” Excuse me sir, in the dictionary under redundant, it says ‘see redundant’ ” – Robin Williams
The title “new Camp Nou” (Camp Nou is New field in Catalan) is a bilingual lesson in redundancy that thankfully FC Barcelona did not need to learn. Instead, the Catalan giants have chosen to dub the project the ‘Future Camp Nou’. The project, announced just over a week ago, puts in motion a plan to redevelop Barcelona’s iconic stadium that goes as far back as 2007.
As it stands, the current Camp Nou boasts the largest capacity in Europe at 99,354 and it has seen the likes of Johan Cruyff, Rivaldo, Ronaldinho, Pep Guardiola and Messi all grace the grass as players representing Catalunya’s crown jewel that is so clearly much more than a club.
In its current state, the proposal that the club’s board of directors will put to a referendum in April is a lot more than a renovation. The plan is to use the foundation and framework of the current Camp Nou but to essentially create a new stadium where the stadium currently stands in Les Corts. The proposal also includes a new Palau Blaugrana, their basketball venue, with seating for 12,000, a smaller venue with a 3,000 capacity as well as development on the land called the ‘Espai Barca’ where the plans are to build a hotel, a new Barca museum, club offices and a number of other smaller projects.
The cost for this massive endeavor is estimated at around €600 million and according to The Guardian, work would start in 2017 and continue through to 2021. Of the €600 million cost, €420 million would go to the stadium construction, €90 million would go toward the new Palau Blaugrana while the final €90 million would go to the Espai Barca developments, parking and the other smaller projects.
As far as financing this project goes, club board member Javier Faus explains that there are four possible sources of funding. While the club will not allow any renaming of the stadium, there is the possibility of title rights for a 20-25 year period which would expect to bring in €150 million. Another €50 million could potentially come from the hotel and other commercial space developed from the project.
The majority of the money though would come from the club. The reduction of the club’s massive debt recently would allow the club to request a €200 million line of bank credit with the final €200 million coming from what is described as “internal financing”. Barcelona rejected the idea of having large contributions from members or outside organizations and explained that the overall financing of the project would be over 8 years form 2016-2024.
The club looks to continue the debt reduction at the rate they have been doing and expect that the renovations to VIP sections, the increase in capacity and structural developments will bring in an additional €30 million a year through hospitality, ticketing and advertising once the overall project is completed
The decision to propose a stadium remodeling as opposed to a complete new construction at a different location was one made after an 18 month investigation process that included an 18 member panel and €1 million. In a bid to consider as many options as possible the panel actually threw out four other options in favor of the current renovation/development proposal.
Jordi Moix, a club board member, explained that they looked into recent examples of stadium development including FC Bayern’s Allianz Arena project, Arsenal’s Emirates Stadium and Athletic Bilbao’s new San Mames stadium in the Basque region of Spain. All three are examples of amazing stadium projects that were on budget, on time and resulted in amazing and unique atmosphere’s for fan experiences.

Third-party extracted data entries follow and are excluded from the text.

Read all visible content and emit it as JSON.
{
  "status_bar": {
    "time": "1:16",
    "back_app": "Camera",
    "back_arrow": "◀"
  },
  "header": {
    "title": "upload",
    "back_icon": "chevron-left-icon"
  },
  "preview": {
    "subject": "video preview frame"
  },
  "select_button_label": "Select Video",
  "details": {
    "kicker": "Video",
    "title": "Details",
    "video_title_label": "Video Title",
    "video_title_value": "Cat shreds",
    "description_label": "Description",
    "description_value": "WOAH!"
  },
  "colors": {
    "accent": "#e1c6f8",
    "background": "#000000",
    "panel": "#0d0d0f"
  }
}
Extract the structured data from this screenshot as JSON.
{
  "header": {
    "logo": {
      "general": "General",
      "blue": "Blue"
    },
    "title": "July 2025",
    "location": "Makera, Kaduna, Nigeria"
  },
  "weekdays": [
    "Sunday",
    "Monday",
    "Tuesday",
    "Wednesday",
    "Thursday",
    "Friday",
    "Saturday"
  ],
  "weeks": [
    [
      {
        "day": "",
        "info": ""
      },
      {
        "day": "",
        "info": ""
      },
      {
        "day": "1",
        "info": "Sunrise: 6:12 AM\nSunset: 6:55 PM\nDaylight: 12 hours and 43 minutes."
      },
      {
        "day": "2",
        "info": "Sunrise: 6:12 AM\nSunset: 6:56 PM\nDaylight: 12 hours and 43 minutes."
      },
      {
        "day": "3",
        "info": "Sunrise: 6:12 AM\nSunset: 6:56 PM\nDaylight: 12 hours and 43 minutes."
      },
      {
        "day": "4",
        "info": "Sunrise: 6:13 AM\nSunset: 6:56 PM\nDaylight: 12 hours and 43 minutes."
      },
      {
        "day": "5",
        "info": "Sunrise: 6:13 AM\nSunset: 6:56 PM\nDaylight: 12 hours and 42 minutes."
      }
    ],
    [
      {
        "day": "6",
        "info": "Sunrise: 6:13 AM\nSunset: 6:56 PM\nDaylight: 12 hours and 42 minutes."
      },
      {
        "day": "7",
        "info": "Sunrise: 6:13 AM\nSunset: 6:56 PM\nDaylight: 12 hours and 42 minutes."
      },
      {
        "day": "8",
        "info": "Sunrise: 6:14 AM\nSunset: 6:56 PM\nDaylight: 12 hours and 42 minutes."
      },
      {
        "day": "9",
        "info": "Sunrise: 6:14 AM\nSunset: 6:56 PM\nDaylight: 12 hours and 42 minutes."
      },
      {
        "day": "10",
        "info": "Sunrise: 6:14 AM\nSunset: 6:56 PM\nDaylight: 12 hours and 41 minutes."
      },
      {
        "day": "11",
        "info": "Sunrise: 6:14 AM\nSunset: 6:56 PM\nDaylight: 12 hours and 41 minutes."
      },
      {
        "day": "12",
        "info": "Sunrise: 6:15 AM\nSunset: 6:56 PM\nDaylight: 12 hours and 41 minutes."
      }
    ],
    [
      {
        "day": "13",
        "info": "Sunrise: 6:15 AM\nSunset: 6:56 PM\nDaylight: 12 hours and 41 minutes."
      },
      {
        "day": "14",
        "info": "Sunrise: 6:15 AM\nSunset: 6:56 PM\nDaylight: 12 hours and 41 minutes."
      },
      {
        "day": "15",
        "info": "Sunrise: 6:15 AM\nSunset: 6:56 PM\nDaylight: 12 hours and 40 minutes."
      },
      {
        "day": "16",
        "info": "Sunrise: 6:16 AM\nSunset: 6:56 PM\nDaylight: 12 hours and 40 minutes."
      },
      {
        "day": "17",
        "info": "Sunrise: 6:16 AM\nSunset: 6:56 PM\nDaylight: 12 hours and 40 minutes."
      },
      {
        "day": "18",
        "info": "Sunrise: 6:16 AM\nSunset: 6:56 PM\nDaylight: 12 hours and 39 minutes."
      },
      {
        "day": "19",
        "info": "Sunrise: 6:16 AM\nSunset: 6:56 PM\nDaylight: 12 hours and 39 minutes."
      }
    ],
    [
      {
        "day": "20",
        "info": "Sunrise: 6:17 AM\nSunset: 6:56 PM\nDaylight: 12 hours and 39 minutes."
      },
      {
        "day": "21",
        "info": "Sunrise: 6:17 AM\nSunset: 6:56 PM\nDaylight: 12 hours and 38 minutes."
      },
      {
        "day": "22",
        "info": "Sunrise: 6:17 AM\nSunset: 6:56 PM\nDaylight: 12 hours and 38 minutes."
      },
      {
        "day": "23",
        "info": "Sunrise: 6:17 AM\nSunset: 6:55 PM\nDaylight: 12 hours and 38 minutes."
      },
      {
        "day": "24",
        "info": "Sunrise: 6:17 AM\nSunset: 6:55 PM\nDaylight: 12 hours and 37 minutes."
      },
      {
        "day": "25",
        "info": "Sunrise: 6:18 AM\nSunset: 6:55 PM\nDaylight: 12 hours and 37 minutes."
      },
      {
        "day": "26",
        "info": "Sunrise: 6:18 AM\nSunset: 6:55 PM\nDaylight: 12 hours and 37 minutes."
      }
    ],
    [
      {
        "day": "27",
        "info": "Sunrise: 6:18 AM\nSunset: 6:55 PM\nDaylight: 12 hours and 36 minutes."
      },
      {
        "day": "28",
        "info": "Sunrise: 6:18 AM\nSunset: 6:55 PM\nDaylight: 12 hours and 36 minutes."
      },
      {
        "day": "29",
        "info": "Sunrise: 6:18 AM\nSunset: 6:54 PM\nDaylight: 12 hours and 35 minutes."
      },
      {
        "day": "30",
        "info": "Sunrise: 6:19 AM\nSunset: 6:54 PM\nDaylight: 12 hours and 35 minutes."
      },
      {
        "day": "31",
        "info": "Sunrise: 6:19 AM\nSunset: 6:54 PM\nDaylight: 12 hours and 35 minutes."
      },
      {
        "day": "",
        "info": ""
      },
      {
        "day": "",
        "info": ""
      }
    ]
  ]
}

The first of the initial three options that they dismissed was to break down the current Camp Nou in sections which was decided would be to complex and tedious.
The second was to build a new structure where the club’s miniestadi stands and was dismissed due to a lack of space.
The third option was to attempt something similar to what Atheltic Bilbao did with their new San Mames stadium. Bilbao built their new stadium directly adjacent to the old one and incorporated one side of the old stadium into the new one. In the end, this would actually reduce capacity so it was also dismissed.
This left the consideration between building a completely new structure on land located on the city’s Avenida Diagonal which belongs to the University of Barcelona and the current proposal. The deciding factor which lead to favoring the current proposal was financing. According to the club the Diagonal project would cost over €1 billion.
Fundamentally the club didn’t want to “mortgage a whole generation of Barça fans to pay for this project” and also did not want any project to put a strain on or influence the on field performance of the team.
As noble a thought as this may be, the €200 million in “internal financing” seems likely to include some form of player sales which might mean selling some of their finest La Masia academy prospects and even some first team players. Any Arsenal fan will tell you that it is very difficult to not have a project of this size not affect the team performance or development in some way.
We shall see in April once this proposal is put to vote to all of Barcelona’s Socios to see what they think.